A quem diga que a exploração e comercialização dos créditos de carbono podem influenciar diretamente na queda do desenvolvimento nacional, contudo, tal alegação é totalmente despendida de fundamento jurídico, pois a Constituição Federal brasileira em diversos momentos determina a obrigatoriedade de defesa ao meio ambiente.

Tanto é verdade que podemos extrair, através da interpretação conjunta do artigo 225 e 1°, III, ambos da Lei Maior, que a qualidade ambiental influencia diretamente na observância do Princípio da Dignidade da Pessoa Humana.

Porquanto cai por terra qualquer alegação fundada no conhecimento popular “ao desenvolvimento ao meio ambiente”, pois após o advento da Constituição Federal de 1988, principalmente com a alteração provocada pela Emenda Constitucional 42/2003, se tornou obrigatório o desenvolvimento de qualquer atividade com a observância do dever de proteger o meio ambiente.

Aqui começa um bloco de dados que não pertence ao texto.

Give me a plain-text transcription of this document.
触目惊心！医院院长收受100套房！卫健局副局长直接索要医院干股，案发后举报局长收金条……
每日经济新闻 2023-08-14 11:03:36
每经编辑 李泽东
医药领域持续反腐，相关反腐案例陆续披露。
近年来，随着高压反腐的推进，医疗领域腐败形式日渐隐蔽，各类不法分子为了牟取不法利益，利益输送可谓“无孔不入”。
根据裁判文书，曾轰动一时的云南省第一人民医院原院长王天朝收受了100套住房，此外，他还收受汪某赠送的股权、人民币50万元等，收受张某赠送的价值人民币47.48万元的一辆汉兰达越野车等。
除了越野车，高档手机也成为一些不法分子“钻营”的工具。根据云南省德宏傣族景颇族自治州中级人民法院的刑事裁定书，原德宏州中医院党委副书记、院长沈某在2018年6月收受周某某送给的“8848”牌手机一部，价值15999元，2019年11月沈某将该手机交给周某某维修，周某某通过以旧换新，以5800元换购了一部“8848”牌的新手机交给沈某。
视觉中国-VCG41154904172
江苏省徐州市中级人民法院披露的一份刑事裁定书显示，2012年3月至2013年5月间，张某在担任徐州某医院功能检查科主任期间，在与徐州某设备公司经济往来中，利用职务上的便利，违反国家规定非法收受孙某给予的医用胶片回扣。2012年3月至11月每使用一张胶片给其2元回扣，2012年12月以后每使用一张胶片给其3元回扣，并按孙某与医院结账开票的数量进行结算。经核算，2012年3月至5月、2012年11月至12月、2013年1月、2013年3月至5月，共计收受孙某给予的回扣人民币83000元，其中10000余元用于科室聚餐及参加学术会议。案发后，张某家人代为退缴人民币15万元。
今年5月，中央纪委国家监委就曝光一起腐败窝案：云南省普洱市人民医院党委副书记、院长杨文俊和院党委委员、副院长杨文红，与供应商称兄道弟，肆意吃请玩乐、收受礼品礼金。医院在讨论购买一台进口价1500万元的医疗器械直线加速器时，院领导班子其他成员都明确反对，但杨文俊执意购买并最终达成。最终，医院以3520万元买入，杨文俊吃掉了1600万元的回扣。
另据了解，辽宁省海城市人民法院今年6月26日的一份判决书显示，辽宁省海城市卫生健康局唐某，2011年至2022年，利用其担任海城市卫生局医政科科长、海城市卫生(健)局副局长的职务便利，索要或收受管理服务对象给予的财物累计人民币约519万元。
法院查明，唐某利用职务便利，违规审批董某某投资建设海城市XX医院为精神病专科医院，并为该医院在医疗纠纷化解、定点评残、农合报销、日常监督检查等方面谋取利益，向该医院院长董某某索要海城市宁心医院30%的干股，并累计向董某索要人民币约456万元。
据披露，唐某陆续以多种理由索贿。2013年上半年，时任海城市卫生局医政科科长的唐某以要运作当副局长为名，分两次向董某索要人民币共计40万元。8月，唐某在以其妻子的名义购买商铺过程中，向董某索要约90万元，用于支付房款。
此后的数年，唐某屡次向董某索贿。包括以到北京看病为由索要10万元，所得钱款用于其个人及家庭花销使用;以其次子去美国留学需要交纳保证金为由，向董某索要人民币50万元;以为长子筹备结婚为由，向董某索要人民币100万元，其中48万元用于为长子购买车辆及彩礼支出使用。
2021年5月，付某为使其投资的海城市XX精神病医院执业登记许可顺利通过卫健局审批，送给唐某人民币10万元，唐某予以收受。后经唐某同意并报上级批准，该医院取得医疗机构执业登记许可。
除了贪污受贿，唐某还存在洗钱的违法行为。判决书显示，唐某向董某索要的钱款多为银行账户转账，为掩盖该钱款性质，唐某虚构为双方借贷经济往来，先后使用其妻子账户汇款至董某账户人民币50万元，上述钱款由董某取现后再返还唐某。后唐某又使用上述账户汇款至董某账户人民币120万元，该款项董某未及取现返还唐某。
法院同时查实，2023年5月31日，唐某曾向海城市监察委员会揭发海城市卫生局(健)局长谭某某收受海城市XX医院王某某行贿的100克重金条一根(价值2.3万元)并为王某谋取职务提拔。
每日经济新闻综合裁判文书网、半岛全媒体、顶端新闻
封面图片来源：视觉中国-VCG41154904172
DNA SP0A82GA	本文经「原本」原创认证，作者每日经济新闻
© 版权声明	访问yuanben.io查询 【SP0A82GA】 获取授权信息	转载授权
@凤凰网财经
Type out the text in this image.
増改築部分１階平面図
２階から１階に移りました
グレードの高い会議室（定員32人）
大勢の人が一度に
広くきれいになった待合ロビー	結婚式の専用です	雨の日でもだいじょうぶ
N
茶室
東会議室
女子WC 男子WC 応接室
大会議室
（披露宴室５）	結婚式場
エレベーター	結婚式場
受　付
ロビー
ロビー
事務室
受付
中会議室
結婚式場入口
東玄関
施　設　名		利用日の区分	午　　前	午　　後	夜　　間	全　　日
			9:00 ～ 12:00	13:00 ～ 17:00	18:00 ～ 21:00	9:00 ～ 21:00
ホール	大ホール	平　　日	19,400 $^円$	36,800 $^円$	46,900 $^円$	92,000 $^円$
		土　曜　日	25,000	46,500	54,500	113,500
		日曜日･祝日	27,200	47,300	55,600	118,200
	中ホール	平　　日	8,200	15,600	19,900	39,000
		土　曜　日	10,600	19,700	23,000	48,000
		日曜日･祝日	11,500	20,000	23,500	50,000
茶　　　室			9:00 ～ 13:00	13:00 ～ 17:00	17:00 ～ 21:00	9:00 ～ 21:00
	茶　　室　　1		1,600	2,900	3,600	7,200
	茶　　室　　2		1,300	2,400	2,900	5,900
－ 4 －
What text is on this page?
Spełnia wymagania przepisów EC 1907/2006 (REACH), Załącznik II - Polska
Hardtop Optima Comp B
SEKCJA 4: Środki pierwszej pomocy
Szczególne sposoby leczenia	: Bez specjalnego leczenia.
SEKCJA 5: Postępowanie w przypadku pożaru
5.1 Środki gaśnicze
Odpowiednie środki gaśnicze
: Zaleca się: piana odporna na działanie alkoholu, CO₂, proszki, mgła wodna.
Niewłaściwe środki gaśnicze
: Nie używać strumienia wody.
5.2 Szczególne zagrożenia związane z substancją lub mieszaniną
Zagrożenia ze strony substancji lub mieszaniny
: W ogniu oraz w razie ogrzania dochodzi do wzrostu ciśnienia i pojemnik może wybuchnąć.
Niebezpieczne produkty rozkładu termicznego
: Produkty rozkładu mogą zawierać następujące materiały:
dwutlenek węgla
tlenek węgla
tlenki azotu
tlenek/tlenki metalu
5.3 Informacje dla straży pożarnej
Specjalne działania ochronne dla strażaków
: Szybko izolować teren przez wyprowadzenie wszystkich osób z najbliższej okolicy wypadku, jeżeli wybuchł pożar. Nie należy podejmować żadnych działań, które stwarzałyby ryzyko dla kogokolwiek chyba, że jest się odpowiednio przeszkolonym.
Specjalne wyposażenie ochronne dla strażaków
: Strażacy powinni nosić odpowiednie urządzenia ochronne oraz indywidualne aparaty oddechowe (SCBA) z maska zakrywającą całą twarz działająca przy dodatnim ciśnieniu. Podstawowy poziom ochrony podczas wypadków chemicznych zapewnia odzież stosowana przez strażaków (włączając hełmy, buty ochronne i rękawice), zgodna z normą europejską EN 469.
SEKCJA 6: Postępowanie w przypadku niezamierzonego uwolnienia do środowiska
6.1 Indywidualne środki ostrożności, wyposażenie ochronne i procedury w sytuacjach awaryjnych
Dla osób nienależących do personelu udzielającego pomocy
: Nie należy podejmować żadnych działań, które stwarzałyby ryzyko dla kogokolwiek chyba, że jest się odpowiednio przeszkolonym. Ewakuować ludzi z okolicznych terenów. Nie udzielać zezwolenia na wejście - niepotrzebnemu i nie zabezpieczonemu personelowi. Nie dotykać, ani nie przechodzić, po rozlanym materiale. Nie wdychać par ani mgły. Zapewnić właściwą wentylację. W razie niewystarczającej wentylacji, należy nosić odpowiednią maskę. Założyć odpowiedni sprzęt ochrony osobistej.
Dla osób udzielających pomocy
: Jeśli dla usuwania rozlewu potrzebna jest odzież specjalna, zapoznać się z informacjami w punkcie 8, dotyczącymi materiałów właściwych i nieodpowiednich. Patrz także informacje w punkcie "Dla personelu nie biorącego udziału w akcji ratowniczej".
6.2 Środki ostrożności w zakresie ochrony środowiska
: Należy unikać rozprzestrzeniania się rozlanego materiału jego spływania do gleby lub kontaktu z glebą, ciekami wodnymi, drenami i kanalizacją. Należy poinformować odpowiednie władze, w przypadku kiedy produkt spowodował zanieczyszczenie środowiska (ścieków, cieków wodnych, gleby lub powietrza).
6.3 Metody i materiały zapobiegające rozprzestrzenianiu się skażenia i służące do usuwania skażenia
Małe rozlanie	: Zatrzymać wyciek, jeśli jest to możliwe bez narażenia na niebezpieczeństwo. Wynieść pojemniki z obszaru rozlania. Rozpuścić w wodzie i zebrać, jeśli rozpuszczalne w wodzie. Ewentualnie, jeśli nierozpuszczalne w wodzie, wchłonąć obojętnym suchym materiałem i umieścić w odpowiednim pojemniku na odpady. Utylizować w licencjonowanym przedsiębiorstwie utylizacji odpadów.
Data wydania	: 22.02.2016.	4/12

Nesse diapasão, podemos concluir que a atividade econômica, que tem por objeto a exploração e comercialização dos créditos de carbono, em hipótese alguma poderá infringir o desenvolvimento nacional, ademais o desempenho de tal atividade garantirá, àquele que respeitar o meio ambiente, mais um tipo de fonte de renda e de quebra servirá como mais um suporte de proteção ao meio ambiente.

Isto posto, entendo ser legal a exploração e comercialização dos créditos de carbono com a sua respectiva aplicação do Decreto 5.445/08 em território nacional, tendo em vista sua compatibilidade com a Constituição Federal do Brasil.